Home » Once-silenced Uyghur leader finally speaks to the Italian Senate
Politics

Once-silenced Uyghur leader finally speaks to the Italian Senate

Dolkun Isa
The President of the World Uyghur Congress, Dolkun Isa, was back in Rome, where a China-led initiative prevented him from speaking in 2017. Now, having been invited by Senator Terzi, he denounced the CCP’s mistreatments of ethnic minorities (and had a word with our journalists)

Back in Rome. Dolkun Isa, President of the World Uyghur Congress, made his way to the Italian Senate on Sunday.
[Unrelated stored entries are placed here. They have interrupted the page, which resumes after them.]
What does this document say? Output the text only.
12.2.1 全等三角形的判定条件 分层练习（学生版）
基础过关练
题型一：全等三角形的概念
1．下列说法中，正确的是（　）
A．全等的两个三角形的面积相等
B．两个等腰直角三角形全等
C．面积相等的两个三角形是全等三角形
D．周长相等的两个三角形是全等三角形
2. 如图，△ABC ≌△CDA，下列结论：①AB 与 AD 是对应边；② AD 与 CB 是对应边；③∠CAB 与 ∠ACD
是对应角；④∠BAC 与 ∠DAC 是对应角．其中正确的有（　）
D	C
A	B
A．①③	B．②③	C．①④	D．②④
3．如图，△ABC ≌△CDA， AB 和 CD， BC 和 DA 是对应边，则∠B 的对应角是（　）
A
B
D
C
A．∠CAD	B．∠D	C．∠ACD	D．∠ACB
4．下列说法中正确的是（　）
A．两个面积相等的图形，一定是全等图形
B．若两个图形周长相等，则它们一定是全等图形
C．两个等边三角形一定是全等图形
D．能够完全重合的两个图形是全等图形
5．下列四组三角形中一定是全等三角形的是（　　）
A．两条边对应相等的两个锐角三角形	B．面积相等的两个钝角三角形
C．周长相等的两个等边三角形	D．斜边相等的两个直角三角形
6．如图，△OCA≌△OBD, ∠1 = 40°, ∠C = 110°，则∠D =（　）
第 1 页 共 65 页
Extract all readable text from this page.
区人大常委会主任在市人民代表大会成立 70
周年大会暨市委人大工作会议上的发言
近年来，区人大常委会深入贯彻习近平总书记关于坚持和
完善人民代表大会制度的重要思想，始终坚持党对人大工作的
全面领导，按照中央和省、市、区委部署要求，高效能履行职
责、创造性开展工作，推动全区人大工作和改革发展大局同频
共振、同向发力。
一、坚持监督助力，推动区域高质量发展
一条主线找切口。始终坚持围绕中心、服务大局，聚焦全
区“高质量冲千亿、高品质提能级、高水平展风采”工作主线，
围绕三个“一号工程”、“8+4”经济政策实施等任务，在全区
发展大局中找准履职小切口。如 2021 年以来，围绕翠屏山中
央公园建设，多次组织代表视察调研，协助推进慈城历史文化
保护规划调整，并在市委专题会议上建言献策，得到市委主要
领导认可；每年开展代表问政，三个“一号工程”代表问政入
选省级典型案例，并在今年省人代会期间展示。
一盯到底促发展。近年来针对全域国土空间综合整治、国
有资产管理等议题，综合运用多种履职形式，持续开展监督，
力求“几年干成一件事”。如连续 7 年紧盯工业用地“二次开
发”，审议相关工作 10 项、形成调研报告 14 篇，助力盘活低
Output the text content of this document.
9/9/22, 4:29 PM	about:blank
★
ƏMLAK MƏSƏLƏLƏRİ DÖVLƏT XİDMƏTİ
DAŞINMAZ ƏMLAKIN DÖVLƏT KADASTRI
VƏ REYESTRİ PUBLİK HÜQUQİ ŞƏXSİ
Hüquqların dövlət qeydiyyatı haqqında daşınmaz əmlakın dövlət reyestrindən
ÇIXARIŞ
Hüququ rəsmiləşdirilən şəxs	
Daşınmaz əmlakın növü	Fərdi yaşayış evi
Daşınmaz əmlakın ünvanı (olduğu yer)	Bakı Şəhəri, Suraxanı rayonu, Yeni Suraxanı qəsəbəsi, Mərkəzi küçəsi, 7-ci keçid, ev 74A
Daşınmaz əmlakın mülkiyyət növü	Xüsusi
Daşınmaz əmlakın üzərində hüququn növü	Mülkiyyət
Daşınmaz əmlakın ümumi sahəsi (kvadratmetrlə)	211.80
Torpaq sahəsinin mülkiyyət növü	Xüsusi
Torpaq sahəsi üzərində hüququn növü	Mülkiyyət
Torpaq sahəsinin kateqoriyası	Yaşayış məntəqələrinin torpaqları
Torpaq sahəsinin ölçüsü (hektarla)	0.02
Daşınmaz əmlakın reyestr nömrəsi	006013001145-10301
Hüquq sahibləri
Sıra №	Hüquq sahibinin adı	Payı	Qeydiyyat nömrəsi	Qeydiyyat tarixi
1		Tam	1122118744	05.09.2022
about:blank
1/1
There he spoke of the ethnic minority’s plight (at the hands of the Chinese Communist Party) by presenting his new book, “The China Freedom Trap.”

  • During his last attempt, in 2017, Mr Dolkun was subjected to an Interpol-mandated detention and questioning that prevented him from speaking at a conference.
  • That happened while the international agency was being led by Meng Hongwei, Former Deputy Minister of Public Security in China…
  • … and similar events, also entailing his arrest, occurred while Mr Dolkun was in India, South Korea, Switzerland, Turkey and the United States, as he recalled.

What he told us. Speaking to our sister website, Mr Dolkun spoke of the ongoing repression the CCP carries out against Uyghurs in the westerly Xinjiang region. “Most recent reports indicate that the ‘re-education’ camps have been transformed into labour camps and prison facilities,” suggesting that Beijing is pushing to shift from mass detention to State-imposed forced labour programmes.

  • This, he stressed, has been classified to a crime against humanity and genocide by ten parliamentary bodies, including the EU, the US and Taiwan.
    • Evidence and witness testimonies have been collected by the international Uyghur Tribunal, which deliberated in December 2021 and “has played an important role in parliamentary resolutions recognising the Uyghur genocide.”
  • As far as Western action against the repression, Mr Dolkun highlighted the importance of considering the investigations on global industries and their supply chains being tainted by Uyghur forced labour, and legislating accordingly, so as to deviate funding and impose trade bans against Xinjiang and East Turkistan.
  • Although companies are often unaware of the links between their operations and the CCP’s repression, they “must presume that any workplace within East Turkistan has a high risk of forced labour,” carry out transparency investigations and disengage.

Giulio Terzi’s take. The Brothers of Italy senator, who’s a member of the Inter-Parliament Alliance on China, hosted Mr Dolkun’s panel in the Senate. He reminded the audience that the Uyghur people are “being horrendously persecuted by the CCP,” which built “freedom-denying camps, where families are made to disappear and children separated from their parents.”

A hardening stance. Since Mr Dolkun’s last visit in 2017, Italy has been radically rethinking its approach to China and its human rights violations. Rome became the only G7 capital to enter the Belt and Road Initiative in 2019, but the following governments de facto froze this heightened level of coordination and strengthened its national security laws to shield Italian companies from unduly foreign exposure.

  • Giorgia Meloni’s current government looks set to maintain this push towards disengagement. The most visible test will be her upcoming choice (or lack thereof) on letting the BRI agreement auto-renew in 2024 – something Chinese diplomats are explicitly hoping for.